Di sebuah warung kopi kecil di sudut kota, Riko sedang duduk termenung, menatap kosong ke layar ponselnya. Status WhatsApp-nya berbunyi: "Aku gak layak dicintai." Beberapa teman membalas dengan stiker nangis, ada juga yang hanya meninggalkan emoji hati.
"Kenapa, Rik? Ditolak lagi?" tanya Budi, sahabatnya yang sedang menyeruput es teh jumbo.
Erik menghela napas panjang. "Bukan. Aku cuma merasa... ya gitu deh. Kayak gak ada yang benar-benar suka sama aku."
Budi mengangguk bijak, lalu tanpa aba-aba, ia berteriak ke ibu warung, "Bu, nasi goreng satu!"
Erik mengerutkan kening. "Lho, gue curhat malah lu pesan makan?"
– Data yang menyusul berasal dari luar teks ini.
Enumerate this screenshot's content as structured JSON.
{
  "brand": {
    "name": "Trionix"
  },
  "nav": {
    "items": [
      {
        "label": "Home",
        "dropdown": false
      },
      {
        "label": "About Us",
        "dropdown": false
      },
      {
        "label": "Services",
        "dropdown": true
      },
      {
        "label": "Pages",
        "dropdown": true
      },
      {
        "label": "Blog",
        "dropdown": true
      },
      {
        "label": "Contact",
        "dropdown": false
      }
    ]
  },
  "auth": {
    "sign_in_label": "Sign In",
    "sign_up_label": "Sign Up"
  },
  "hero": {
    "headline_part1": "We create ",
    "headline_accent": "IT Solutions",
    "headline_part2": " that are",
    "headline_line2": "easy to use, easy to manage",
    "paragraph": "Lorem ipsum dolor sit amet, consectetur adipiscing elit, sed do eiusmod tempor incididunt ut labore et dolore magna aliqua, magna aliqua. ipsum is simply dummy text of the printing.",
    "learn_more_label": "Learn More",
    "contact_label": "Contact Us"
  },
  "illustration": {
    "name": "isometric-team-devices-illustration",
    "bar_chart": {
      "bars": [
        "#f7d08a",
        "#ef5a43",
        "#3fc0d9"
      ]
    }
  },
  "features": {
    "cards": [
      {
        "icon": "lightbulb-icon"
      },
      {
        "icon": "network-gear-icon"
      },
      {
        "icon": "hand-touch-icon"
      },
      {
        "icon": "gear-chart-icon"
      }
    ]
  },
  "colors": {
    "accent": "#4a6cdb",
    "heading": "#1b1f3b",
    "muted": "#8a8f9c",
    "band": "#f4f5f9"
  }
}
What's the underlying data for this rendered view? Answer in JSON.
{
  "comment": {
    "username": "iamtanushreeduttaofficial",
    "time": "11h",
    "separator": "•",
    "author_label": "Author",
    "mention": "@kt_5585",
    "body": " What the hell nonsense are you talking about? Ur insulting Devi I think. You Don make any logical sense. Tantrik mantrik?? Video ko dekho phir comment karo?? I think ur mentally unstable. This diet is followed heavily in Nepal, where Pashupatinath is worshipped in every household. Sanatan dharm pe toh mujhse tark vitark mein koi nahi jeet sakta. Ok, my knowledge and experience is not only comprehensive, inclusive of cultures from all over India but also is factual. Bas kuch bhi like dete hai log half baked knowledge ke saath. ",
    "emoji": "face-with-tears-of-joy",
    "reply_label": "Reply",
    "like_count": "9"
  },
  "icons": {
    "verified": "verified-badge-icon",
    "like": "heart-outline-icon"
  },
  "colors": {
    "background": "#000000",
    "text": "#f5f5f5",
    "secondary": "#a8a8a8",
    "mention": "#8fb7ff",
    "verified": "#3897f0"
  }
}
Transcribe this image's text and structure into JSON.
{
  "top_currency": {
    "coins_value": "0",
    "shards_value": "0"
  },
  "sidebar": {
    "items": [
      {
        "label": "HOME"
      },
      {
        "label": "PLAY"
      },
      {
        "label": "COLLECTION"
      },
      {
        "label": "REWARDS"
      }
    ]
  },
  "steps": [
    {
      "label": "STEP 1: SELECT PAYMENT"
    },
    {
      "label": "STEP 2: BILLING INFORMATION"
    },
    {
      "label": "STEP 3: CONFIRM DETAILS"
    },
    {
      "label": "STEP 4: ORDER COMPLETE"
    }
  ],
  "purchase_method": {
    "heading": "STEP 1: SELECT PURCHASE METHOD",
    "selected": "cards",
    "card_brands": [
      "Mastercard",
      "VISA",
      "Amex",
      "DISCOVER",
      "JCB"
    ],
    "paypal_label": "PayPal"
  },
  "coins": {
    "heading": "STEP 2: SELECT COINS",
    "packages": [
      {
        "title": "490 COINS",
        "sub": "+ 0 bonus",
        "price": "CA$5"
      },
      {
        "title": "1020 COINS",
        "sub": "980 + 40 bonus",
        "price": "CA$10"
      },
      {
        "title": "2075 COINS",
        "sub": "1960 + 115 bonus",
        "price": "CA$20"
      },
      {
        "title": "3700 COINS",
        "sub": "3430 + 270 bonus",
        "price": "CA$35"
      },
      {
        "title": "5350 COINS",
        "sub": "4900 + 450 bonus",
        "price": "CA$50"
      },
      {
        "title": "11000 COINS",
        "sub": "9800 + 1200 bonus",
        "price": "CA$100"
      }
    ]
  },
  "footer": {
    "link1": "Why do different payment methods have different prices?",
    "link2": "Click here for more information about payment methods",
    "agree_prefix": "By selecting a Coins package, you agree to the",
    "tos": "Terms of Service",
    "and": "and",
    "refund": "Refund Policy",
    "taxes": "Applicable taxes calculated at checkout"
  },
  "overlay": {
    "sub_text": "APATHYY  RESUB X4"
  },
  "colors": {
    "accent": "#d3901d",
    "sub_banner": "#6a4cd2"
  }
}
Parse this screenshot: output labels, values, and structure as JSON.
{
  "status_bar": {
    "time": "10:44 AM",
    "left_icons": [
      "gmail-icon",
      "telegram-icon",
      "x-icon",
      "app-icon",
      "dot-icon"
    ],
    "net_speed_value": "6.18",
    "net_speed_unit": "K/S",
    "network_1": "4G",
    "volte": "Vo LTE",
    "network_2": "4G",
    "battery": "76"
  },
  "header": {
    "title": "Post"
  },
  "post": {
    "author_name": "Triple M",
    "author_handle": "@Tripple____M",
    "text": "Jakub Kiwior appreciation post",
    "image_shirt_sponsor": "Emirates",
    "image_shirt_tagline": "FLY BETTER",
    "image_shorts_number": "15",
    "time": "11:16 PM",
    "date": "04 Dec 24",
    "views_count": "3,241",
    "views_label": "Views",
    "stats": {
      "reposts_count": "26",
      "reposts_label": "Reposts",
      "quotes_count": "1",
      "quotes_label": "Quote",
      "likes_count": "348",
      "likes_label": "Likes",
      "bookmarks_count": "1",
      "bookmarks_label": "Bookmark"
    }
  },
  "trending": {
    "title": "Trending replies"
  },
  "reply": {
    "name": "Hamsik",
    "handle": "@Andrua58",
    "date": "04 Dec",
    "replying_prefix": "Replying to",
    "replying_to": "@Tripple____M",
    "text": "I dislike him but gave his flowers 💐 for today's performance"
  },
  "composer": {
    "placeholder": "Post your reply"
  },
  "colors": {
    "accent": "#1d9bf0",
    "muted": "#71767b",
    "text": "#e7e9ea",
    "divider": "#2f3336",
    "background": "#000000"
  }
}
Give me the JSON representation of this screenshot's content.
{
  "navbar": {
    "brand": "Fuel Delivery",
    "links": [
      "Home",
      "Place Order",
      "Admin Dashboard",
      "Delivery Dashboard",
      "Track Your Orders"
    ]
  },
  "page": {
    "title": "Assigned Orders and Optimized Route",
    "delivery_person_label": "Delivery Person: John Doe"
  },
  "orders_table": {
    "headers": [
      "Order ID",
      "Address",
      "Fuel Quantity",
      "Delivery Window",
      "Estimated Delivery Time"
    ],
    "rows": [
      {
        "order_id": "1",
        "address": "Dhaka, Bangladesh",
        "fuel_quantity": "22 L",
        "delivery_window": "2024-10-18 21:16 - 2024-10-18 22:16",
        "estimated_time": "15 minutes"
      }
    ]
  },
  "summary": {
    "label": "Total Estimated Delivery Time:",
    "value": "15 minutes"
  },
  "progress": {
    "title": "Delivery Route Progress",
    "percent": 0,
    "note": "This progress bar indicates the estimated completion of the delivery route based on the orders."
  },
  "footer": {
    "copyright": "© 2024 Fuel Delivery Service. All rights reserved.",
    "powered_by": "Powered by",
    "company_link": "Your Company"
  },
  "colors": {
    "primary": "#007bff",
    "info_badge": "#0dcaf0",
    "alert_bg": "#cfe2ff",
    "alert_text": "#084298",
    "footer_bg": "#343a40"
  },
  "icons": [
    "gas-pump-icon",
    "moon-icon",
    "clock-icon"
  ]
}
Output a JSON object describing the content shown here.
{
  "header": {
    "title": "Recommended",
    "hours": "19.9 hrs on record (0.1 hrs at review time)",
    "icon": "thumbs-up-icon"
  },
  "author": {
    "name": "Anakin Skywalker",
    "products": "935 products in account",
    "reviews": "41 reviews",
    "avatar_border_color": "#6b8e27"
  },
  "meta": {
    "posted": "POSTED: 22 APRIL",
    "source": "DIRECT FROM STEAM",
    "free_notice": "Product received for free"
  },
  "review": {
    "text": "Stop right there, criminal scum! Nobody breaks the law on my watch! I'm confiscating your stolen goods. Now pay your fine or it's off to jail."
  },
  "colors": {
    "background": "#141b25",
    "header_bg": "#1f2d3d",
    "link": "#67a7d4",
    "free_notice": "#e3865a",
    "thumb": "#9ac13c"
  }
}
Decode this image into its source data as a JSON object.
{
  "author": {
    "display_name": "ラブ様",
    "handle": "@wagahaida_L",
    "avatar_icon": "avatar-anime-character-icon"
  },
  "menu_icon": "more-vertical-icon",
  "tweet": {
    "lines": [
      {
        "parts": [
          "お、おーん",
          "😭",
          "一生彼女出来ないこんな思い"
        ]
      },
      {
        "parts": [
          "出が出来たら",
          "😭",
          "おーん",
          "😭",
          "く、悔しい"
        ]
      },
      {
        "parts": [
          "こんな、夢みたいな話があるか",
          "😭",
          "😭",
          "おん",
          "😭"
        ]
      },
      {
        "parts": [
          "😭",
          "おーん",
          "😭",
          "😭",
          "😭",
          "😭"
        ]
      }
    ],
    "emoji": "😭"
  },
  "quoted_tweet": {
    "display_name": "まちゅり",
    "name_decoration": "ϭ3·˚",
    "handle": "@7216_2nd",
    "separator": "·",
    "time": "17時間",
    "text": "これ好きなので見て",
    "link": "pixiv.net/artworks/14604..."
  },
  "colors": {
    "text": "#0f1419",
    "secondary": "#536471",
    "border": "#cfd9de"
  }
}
Budi menepuk bahu Riko. "Sabar. Nih, dengerin. Cinta itu kayak nasi goreng."
Erik semakin bingung. "Maksudnya?"
"Kadang ada yang suka pakai telur, ada yang suka pakai sosis, ada yang nggak suka kecap, ada yang suka pedas banget. Tapi tetap aja, nasi goreng selalu ada yang suka! Nggak pernah tuh ada berita 'nasi goreng nggak laku di dunia'!"
Erik terdiam. Budi melanjutkan, "Sama kayak lo. Mungkin ada orang yang nggak suka lo karena lo nggak setajir Sultan Andara atau nggak sekeren aktor Korea. Tapi pasti ada yang suka lo apa adanya. Kayak nasi goreng polos yang tetap laku di warung tenda."
Tiba-tiba, ibu warung datang dengan sepiring nasi goreng yang aromanya menggoda. "Nah, makan dulu! Orang lapar tuh gampang baper," kata ibu warung sambil tersenyum.
Erik mendadak tercerahkan. "Jadi maksud lo, gue tetap layak dicintai, meskipun... ya begini adanya?"
Budi mengangguk sambil mengunyah. "Iya, bro! Lo gak perlu jadi yang paling enak sedunia, yang penting ada yang doyan. Dan percaya deh, di dunia ini selalu ada yang doyan sama lo!"
Mendengar itu, Erik tersenyum dan mulai menyuap nasi gorengnya. Di dalam hati, ia berjanji untuk tidak lagi meragukan dirinya sendiri. Karena ternyata, kalau nasi goreng aja selalu ada yang suka, apalagi dia!